Halaman
dua dari empat
tulisan
BEBERAPA GAMBARAN KEADAAN
TAWAKAL
Ketahuilah
bahwa tawakal itu terbentuk dari kata al-wakalah. Jika dikatakan, "Wakkala Fulan amruhu
ila Fulan", artinya Fulan yang pertama menyerahkan
urusannya kepada Fulan yang kedua serta bersandar kepadanya dalam urusan ini.
Tawakal
merupakan ungkapan tentang penyandaran hati kepada yang
diwakilkan. Manusia tidak bisa disebut tawakal kepada selainnya kecuali setelah
dia bersandar kepadanya dalam beberapa hal, yaitu dalam masalah simpati,
kekuatan dan petunjuk. Jika engkau sudah mengetahui hal
ini, maka bandingkanlah dengan tawakal kepada Allah. Jika hatimu sudah merasa mantap bahwa tidak ada yang bisa
berbuat kecuali Allah semata, jika engkau sudah yakin bahwa ilmu, kekuasaan dan
rahmat-Nya sempurna, di belakang kekuasaan-Nya tidak ada kekuasaan lain, di
belakang ilmu-Nya tidak ada ilmu lain, di belakang rahmat-Nya tidak ada rahmat
lain, berarti hatimu sudah bertawakal hanya kepada-Nya semata dan tidak menengok
kepada selain-Nya. Jika engkau tidak mendapatkan keadaan
yang seperti ini di dalam dirimu, maka ada satu di antara dua sebab, entah
karena lemahnya keyakinan terhadap hal-hal ini, entah karena ketakutan hati yang
disebabkan kegelisahan dan kebimbangan yang menguasainya. Hati menjadi gelisah tak menentu karena adanya kebimbangan,
sekalipun masih tetap ada keyakinan. Siapa yang menerima madu lalu ia membayangkan yang tidak-tidak tentang madu itu, tentu dia
akan menolak untuk menerimanya.
Jika seseorang dipaksa untuk
tidur di samping mayat di liang kuburan atau di tempat
tidur atau di dalam rumah, tabiat dirinya tentu akan menolak hal itu, sekalipun
dia yakin bahwa mayat itu adalah sesuatu yang tidak bisa bergerak dan mati.

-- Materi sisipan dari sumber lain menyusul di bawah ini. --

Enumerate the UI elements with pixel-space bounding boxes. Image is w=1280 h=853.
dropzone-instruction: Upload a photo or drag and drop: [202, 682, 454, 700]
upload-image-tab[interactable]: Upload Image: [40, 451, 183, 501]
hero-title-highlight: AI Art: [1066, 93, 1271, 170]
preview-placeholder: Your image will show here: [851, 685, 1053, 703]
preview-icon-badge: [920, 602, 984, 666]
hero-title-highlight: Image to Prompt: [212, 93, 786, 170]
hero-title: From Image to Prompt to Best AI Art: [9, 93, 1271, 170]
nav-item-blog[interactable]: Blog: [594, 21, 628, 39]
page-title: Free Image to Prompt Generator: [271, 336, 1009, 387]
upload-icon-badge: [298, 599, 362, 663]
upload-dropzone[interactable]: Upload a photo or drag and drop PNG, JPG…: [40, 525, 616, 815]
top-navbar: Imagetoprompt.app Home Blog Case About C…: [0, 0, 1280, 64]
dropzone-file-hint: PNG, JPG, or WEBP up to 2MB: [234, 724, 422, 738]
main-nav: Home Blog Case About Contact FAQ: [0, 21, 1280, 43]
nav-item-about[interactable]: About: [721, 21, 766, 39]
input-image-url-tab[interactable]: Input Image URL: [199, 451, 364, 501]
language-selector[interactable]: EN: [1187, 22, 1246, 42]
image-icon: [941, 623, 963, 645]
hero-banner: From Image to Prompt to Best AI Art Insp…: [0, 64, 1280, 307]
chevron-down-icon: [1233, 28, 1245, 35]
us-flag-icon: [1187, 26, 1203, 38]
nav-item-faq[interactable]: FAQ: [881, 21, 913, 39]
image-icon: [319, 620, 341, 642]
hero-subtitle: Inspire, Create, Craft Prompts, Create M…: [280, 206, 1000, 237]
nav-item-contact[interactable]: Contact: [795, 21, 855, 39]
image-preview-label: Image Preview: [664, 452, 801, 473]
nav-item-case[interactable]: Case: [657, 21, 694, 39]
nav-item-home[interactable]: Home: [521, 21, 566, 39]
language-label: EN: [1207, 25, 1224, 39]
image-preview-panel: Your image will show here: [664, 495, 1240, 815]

Tapi tabiat dirinya tidak membuatnya lari dari benda-benda
mati lainnya. Yang demikian ini karena adanya ketakutan
di dalam hati. Ini termasuk jenis kelemahan dan jarang
sekali oang yang terbebas darinya. Bahkan terkadang
ketakutan ini berlebih-lebihan, sehingga menimbulkan penyakit, seperti takut
berada di rumah sendirian, sekalipun semua pintu sudah ditutup
rapat-rapat.
Jadi, tawakal
tidak menjadi sempurna kecuali dengan disertai kekuatan hati dan kekuatan
keyakinan secara menyeluruh. Jika engkau sudah tahu makna tawakal dan
engkau juga sudah tahu keadaan yang disebut dengan tawakal, maka ketahuilah
bahwa keadaan itu ada tiga tingkatan jika dilihat dari segi kekuatan dan
kelemahan:
Keadaan benar-benar yakin terhadap
penyerahannya kepada Allah dan pertolongan-Nya, seperti keadaannya yang yakin
terhadap orang yang dia tunjuk sebagai wakilnya.
Tingkatan ini lebih kuat lagi, yaitu
keadaannya bersama Allah seperti keadaan anak kecil bersama
ibunya. Anak itu
tidak melihat orang selain ibunya dan tidak akan mau
bergabung dengan selain ibunya serta tidak mau bersandar kecuali kepada ibunya
sendiri. Jika dia menghadapi suatu masalah, maka yang pertama kali terlintas di
dalam hatinya dan yang pertama kali terlontar dari lidahnya adalah ucapan,
"Ibu..!" Siapa yang pasrah kepada Allah, memandang dan
bersandar kepada-Nya, maka keadaannya seperti keadaan anak kecil dengan
ibunya. Jadi dia benar-benar pasrah kepada-Nya.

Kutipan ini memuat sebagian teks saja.